E-BUSINESS SPECIAL REPORT

New and Improved Guerrilla Marketing Tactics for High Tech

Some of the biggest names in technology — including Amazon, Google and Yahoo! — share something in common: At least at first, they grew to become household names with little, if any, help from traditional advertising.

Only recently have most of these well-known companies ventured into television, radio or mass-media print advertising. Instead, they used word-of-mouth, publicity and other relatively low-cost approaches. Sure, they had the benefit of surfing the high-tech boom wave, but experts say that in a slower economy, with advertising budgets crimped, guerrilla marketing approaches are even more important.

So, how can companies follow in the stealthy footsteps of early e-commerce giants?

Take It to the Streets

Guerrilla marketing techniques were once thought to be effective only for new companies and products, but established companies have found them useful as well. When AT&T prepared to launch its mLife campaign, it used a series of cryptic radio and TV spots to build interest before a Super Bowl ad explained what it all meant. During the run-up, even an mLife Web site did not offer many answers — including which company was running the campaign.

AT&T spokesperson Mark Siegel told the E-Commerce Times that the campaign had the desired impact of helping remind people of the benefits of mobile communication.

“It was a fresh spin on an existing product, and we needed to use a different approach as well,” he said, noting that the mystery was the focus of hundreds of media stories and weeks of online speculation, adding to the power of the message.

Do You, uh, Blog?

One technique that was not available to publicity seekers and brand builders five years ago but now is seen as a way to influence the public is Weblogs, or “blogs” for short.

These self-published Web diaries are creeping into the public eye as legitimate, if quirky, sources of news and information. By influencing blog publishers, a company can relay its message to the public and pick up some credibility along the way, according to Denise Garcia, a research director focused on online marketing at Gartner.

“The best campaigns, whether it’s e-mail or advertising or something more subversive, all rely on context to get their message across more effectively,” Garcia told the E-Commerce Times. “A consumer’s perception of a product message is directly impacted by where they’re getting it from.”

Raging Campaigns

One high-profile blog-marketing experiment is already under way. Richards Interactive is overseeing a campaign for the makers of Dr Pepper that uses the medium to create buzz for its Raging Cow flavored milk drinks.

The campaign tapped bloggers in the teen demographic, who were offered gift certificates to Amazon.com and other incentives in exchange for trying the product and writing about it online. The agency also created a Weblog written from the point of view of the cow-mascot for the product.
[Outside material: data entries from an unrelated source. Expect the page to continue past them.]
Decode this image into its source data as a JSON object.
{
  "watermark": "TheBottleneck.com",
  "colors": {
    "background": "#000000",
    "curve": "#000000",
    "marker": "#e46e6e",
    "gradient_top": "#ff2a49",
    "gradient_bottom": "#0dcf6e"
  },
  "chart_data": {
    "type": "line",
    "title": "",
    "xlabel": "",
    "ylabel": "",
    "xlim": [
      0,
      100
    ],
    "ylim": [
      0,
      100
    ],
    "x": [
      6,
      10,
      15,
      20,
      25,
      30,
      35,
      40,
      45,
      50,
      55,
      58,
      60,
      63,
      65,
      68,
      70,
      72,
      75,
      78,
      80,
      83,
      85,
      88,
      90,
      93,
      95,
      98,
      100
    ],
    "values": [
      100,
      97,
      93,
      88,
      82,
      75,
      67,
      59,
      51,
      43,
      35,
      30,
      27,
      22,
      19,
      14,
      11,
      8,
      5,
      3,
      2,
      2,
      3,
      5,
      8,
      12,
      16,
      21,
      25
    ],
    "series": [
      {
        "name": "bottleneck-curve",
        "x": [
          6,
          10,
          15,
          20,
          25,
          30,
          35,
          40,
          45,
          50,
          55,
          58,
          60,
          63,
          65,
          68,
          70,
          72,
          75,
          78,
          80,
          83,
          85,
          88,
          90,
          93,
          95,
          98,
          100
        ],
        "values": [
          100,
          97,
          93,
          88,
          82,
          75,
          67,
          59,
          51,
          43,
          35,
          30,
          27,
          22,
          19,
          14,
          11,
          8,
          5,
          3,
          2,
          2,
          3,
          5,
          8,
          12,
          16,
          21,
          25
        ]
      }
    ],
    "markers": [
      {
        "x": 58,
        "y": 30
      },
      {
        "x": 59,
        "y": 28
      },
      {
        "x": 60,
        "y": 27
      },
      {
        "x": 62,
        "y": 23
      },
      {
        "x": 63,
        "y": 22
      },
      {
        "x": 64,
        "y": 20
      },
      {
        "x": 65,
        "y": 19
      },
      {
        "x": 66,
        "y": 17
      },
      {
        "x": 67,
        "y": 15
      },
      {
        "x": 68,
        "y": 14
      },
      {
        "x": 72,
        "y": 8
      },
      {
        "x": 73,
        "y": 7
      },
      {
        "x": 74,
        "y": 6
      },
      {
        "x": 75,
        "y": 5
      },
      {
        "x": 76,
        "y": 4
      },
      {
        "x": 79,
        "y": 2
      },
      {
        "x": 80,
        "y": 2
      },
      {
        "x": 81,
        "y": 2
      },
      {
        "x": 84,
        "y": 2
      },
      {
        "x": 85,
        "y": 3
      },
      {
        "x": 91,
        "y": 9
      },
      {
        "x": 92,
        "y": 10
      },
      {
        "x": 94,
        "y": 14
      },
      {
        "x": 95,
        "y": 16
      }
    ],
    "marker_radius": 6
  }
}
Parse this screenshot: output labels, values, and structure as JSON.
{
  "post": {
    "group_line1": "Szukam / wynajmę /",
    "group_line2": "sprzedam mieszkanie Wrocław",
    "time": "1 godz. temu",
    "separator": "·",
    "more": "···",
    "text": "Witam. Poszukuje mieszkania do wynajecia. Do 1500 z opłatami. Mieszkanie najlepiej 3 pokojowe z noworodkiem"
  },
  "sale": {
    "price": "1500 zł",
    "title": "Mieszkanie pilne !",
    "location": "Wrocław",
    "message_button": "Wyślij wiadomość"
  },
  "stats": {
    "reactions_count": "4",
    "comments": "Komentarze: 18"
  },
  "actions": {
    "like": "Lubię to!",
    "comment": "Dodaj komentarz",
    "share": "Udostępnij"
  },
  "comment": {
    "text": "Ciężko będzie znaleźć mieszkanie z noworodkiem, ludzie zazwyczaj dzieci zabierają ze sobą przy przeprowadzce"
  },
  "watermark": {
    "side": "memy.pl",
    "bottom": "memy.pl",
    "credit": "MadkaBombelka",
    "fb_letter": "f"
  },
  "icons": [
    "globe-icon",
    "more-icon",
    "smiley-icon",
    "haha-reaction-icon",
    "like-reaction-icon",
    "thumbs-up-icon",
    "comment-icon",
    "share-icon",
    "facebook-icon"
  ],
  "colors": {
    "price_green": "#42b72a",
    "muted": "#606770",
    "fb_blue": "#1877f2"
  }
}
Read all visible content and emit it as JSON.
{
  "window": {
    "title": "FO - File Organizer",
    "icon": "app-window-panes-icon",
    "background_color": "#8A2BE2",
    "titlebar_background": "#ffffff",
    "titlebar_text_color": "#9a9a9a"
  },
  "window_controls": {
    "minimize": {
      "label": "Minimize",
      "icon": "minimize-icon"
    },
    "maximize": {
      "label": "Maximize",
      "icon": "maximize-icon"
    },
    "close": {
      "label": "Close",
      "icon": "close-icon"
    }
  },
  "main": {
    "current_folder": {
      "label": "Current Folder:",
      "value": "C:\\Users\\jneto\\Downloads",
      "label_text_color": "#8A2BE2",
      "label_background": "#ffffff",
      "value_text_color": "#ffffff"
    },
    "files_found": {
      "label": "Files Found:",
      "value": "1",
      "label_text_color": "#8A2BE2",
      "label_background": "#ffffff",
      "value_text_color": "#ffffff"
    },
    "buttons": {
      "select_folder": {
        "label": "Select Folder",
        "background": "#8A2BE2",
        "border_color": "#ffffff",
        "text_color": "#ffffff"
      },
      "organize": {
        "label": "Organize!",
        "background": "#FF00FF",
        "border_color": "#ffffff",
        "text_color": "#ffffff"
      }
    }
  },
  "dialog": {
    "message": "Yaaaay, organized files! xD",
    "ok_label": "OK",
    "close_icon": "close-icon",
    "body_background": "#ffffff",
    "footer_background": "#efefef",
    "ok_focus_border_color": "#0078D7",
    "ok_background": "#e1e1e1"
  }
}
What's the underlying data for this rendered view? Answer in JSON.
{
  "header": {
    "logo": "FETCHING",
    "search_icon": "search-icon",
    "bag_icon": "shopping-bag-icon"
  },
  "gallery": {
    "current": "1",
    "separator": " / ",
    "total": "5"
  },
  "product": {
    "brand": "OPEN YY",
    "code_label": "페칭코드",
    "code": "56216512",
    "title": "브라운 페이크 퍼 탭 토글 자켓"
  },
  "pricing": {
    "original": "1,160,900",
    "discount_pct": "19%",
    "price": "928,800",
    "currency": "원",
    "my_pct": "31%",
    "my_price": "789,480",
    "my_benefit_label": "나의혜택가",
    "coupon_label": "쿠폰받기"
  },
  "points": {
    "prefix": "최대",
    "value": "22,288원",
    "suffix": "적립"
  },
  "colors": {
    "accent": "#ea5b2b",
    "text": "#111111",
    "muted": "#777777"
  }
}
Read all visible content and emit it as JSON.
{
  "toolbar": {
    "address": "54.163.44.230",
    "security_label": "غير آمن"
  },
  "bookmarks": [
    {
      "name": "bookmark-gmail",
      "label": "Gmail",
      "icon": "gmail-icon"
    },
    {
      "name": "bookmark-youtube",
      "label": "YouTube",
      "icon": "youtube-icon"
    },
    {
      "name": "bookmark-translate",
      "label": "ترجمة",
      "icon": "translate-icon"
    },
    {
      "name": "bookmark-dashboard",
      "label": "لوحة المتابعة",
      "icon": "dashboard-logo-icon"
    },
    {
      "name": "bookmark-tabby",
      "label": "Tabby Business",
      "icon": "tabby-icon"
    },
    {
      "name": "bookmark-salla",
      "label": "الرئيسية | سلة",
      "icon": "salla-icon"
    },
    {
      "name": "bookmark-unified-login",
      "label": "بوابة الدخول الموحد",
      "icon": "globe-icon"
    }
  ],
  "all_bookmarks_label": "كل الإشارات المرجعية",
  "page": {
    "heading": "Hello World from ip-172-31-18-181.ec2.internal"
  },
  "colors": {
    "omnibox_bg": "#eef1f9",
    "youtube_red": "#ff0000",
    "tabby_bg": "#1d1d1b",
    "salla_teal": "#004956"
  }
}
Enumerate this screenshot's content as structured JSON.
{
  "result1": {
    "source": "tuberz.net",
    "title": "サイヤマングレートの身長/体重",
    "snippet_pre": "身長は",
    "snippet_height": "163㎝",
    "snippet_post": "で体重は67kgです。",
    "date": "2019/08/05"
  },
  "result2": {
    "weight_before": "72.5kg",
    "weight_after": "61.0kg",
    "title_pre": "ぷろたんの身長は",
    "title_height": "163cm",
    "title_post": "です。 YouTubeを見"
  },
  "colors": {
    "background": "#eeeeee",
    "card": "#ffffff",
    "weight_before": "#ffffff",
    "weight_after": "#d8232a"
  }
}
Gartner’s Garcia said the same principle could apply to any product and demographic, including high-tech products aimed at C-level executives. The market and message would be much different, but the principle would hold.

The desire to put commercial messages in context is also driving search engine advertising to new heights, she added. “If it’s in a relevant place, a message has a much better chance of being received.”

Puzzle Pieces

Jere King, vice president of worldwide marketing communications at Cisco Systems, which recently launched its first-ever TV ad campaign, told the E-Commerce Times that whatever the medium or technique, a marketing message must be integrated across channels.

“You want to present a cohesive message, but not the same message,” King said. “You want your target consumer to learn more every time they come across your brand in an advertising medium.”

For Cisco and other makers of hardware and software, true guerrilla tactics probably are not as effective as traditional ones, given that the company relies on its reputation for trustworthiness. In other words, Ask Jeeves’ effort to create a recognizable brand by launching a campaign with a balloon in the Macy’s Thanksgiving parade might not translate for a network hardware maker.

“The message and the medium can’t always be separated out,” King added. “You want to go where your customers are and make a good impression, since it might be a first impression and it is almost certain to last.”

Push, Pull and Pop

Meanwhile, the technology of the Web itself has become a battleground for guerrilla marketers, especially as a way of making preemptive strikes against rivals.

Last year, for example, online travel site Orbitz tested a marketing campaign with users of the Comet System online navigation tool. That experiment presented Comet users with Orbitz fares and pricing information whenever they clicked on competitor sites, such as Expedia and Travelocity.

EBay’s Half.com tried a similar experiment, asking shoppers to download a tool that would pop up Half.com prices on items when users searched for those items at another companys Web store.

But those types of technological tricks could backfire, and most experiments have failed to catch on so far.

“The online consumer does not want to feel duped in any way,” Garcia said. “The backlash against pop-up ads should be a warning to companies to handle in-your-face technology with care.”